Android is urging its users to update their phones immediately after finding bugs that have been exploited by hackers.
On Monday (April 8), Google released an update for Android in order to fix the issue.
In a post, it read that the update made ‘Exploitation for many issues on Android is made more difficult by enhancements in newer versions of the Android platform’.
The post added: “We encourage all users to update to the latest version of Android where possible.”
Advert
The tech giant warned that the bugs ‘may be under limited, targeted exploitation’, meaning it is aware of hackers using the bug to infiltrate Android phones.
In its advisory to customers, Google said that ‘the most severe of these issues is a critical security vulnerability in the System component that could lead to remote escalation of privilege with no additional execution privileges needed’.
It also revealed that ‘user interaction is not needed for exploitation’, with the two cyber bugs being known to Google as CVE-2024-53150 and CVE-2024-53197.
Android partners are given a month’s notice of all issues with the system at least one month before publication.
Google said in its statement that it intends to push source code patches for the bugs within 48 hours.
However, due to Android being open source, this means that every phone manufacturer will now also need to push out patches to their users for the bug fix.
Now, Android users are being urged to update their devices immediately.
Speaking to the Sun, Adam Boynton, who is the senior security strategy manager at software firm Jamf, said: “With two vulnerabilities currently being exploited by cyber criminals, it’s absolutely essential that Android users update their devices immediately.”

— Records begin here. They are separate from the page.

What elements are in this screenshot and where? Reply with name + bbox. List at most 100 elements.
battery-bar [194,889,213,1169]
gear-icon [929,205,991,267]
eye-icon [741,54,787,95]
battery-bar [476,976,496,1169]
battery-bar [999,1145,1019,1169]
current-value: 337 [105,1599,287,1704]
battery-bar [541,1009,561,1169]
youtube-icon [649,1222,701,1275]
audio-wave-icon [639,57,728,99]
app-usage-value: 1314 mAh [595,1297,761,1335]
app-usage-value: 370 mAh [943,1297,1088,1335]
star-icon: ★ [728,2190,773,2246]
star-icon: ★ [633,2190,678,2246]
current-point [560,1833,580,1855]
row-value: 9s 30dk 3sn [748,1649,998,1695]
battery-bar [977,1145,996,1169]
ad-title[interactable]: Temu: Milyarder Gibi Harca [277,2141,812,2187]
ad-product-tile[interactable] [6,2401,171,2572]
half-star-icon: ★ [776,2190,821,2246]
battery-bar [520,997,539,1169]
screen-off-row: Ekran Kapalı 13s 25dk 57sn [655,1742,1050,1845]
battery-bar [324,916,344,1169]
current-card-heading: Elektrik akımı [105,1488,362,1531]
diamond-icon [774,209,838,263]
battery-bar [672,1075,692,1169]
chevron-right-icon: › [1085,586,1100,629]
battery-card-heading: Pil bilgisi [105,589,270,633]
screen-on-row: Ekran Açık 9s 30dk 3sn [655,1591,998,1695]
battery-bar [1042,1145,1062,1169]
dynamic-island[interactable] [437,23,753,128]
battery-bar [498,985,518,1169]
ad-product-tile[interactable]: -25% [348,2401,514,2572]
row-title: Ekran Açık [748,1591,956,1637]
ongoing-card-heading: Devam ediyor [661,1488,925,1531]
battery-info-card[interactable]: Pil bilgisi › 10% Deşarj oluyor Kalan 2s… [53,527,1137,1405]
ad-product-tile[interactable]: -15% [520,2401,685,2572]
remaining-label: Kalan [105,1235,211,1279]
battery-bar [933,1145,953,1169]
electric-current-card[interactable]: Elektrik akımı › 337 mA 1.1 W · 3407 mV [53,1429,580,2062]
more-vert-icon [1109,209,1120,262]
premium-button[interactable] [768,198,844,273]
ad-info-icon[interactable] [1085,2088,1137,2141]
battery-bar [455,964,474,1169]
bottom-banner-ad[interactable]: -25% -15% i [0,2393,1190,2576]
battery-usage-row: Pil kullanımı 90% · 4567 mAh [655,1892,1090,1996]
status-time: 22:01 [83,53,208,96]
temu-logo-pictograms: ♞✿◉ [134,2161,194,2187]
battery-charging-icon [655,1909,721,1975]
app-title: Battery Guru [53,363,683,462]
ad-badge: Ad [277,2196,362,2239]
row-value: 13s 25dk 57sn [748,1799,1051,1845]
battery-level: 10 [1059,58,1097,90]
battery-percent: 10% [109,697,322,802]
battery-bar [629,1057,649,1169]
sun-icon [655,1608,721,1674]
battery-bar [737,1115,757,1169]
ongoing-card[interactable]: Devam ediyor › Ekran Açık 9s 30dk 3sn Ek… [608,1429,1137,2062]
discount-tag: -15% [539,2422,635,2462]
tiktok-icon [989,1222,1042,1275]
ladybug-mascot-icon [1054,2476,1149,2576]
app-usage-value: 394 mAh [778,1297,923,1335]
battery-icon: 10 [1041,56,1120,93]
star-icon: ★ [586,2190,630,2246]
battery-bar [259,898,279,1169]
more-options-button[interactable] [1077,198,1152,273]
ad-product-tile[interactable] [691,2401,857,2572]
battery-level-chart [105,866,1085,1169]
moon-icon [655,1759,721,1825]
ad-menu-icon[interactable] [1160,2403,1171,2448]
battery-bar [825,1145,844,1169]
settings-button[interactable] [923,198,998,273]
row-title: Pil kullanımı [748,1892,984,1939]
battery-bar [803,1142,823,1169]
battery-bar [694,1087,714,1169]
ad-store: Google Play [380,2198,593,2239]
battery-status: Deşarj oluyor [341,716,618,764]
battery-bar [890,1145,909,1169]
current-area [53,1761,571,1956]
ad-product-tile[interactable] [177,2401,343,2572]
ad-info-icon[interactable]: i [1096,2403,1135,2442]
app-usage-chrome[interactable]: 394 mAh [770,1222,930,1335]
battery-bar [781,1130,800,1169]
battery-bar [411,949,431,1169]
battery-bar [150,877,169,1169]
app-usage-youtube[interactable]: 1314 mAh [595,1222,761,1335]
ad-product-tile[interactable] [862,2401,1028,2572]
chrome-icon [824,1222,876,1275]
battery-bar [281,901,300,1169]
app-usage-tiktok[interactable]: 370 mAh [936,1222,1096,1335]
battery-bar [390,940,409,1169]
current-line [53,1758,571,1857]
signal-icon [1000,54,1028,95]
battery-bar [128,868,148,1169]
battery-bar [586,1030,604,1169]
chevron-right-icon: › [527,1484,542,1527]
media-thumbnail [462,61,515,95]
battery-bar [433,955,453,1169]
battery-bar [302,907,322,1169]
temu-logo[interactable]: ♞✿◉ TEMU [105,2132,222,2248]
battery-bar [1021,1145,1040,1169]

He went on to say: “CVE-2024-53150 would allow an attacker to access sensitive information without user interaction.
“While CVE-2024-53197 could lead to memory corruption or even privilege escalation if exploited by attackers.”
According to a report by Amnesty International, one of these vulnerabilities was being exploited by hackers to target the phone of a Serbian student activist.
In the report, the organization said: “Amnesty International’s Security Lab, in collaboration with Amnesty’s European Regional Office, has uncovered a new case of misuse of a Cellebrite product to break into the phone of a youth activist in Serbia.”
It added: “This technical briefing provides a detailed analysis of how the Android phone of one student protester was exploited and unlocked by a sophisticated zero-day exploit chain targeting Android USB drivers, developed by Cellebrite.”